Нравился за то, что золотой. За то, что юный, большой, уязвимый, временами пьяный. За то, что под кожей близко голубые вены и красные сосуды, за то, что плечо не прокусить, такая плотная кожа, но можно процарапать когтями. За всё, что я могла с тобой сделать, да не захотела, за всё, что хотела бы, да не судьба. За интеллект и открытость, за бархатные тёмные места здесь, здесь и здесь. За доброту — особенно.
Нравился за талант и жестокость. За упрямство, шрамы, серебро на пальцах и скверный характер. За стальные руки и любопытство, с которым рассматривал каждую. За точность в словах и жестах, за удовольствие, которое мог доставить, — за это особенно. За честность, которая разбивала стеклянных женщин на красивые солнечные осколки, и за уважение к этим останкам.
Нравился за красоту. За тотальное внимание к миру и за отчуждённость от него, свойственные хорошему зеркалу. За использование секса в качестве ключа ко всем возможным реальностям. И возрастное превращение из блудливого полуэльфа в обыкновенного мужика — особенно.
А любить — не любила.
Такими злыми голосами
Иногда кажется, что мужчины из прошлого превращаются в ангелов-хранителей. Несколько злых и гоповатых, но какие уж есть.
Однажды у неё снова делаются слепые глаза — слепые для всего, что рядом, глядящие только на одного, который пока далеко. Нет даже шали, но она явно покрывает волосы бабьим шерстяным платком, перекрещивает концы на груди и затягивает узел за спиной, становясь кургузой. Ей ведь идти, точно уже пора идти к кому-то босиком, в отсыревших от дождя юбках, с каким-то гостинчиком в узелке, вроде хлеба и конфет. Нет дела до тех, кто остаётся, до тех, кто попадается на пути, до всех, кто перестал быть целью.
Но ангелы, ангелы-то всё видят. Звонят друг другу, коротко переговариваясь злыми голосами:
— Опять?
— Опять.
— Вот коза. Кто он, такой же мудак, как обычно?
— Да уж не сомневайся.
— Вроде меня?
— Похлеще будет.
— Что, хуже, чем ты?
— Зря я тогда не набил тебе морду всё же.

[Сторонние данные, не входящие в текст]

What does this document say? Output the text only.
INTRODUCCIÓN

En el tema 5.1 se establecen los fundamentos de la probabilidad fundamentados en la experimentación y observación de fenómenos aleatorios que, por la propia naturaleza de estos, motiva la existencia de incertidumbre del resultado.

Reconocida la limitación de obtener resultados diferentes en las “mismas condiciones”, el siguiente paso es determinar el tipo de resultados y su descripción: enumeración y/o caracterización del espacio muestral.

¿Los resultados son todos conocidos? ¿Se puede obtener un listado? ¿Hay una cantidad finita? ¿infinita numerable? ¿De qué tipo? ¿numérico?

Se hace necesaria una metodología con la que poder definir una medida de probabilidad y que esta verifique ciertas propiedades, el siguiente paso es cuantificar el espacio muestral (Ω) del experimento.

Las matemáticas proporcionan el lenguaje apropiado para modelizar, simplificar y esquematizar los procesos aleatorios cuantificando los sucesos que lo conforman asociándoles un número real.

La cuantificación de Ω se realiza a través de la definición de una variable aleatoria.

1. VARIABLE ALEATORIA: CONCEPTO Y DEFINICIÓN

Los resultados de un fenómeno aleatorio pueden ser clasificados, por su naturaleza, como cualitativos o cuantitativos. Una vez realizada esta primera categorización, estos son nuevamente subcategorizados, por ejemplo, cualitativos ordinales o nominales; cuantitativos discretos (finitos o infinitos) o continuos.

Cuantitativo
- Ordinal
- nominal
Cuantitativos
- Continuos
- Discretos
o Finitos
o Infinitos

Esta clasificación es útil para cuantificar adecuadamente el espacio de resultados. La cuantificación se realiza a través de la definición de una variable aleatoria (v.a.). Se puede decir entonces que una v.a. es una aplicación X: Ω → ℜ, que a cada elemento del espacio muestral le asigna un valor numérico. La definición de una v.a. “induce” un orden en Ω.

— Никогда не поздно попытаться.
— Да ладно. Делать-то что?
— Чего там. Смотри, чтобы оделась нормально, опять подхватит ангину на месяц.
— Уследишь за ней. Дура.
— Дура. Я тоже пригляжу.
Ничего из этого она не узнает, но кто-то из них подберёт её на дороге, когда всё кончится, и она опять превратится в каменный столбик. Завернёт в куртку, отнесёт в тепло, выслушает. Даст отогреться, в очередной раз наблюдая все стадии: как разговорилась, как затосковала, как замолчала. Как стала чему-то улыбаться и с рассеянной лаской кормить с руки хлебом и конфетами тех, кто рядом. Как перестала смотреть в глаза и медленно потянулась за вытертым шерстяным платком.
* * *
Тень новой любви делает женщину лёгкой и растерянной, как обосравшийся грудничок. Вроде бы сразу легче, избавилась от противной тяжести прежних переваренных бабочек в животе и готова к новой инвазии. А всё-таки смущена. Лежит голышом на спине, улыбается, дрыгает ножками, вся перемазана золотистым — миленько, но как-то не по себе.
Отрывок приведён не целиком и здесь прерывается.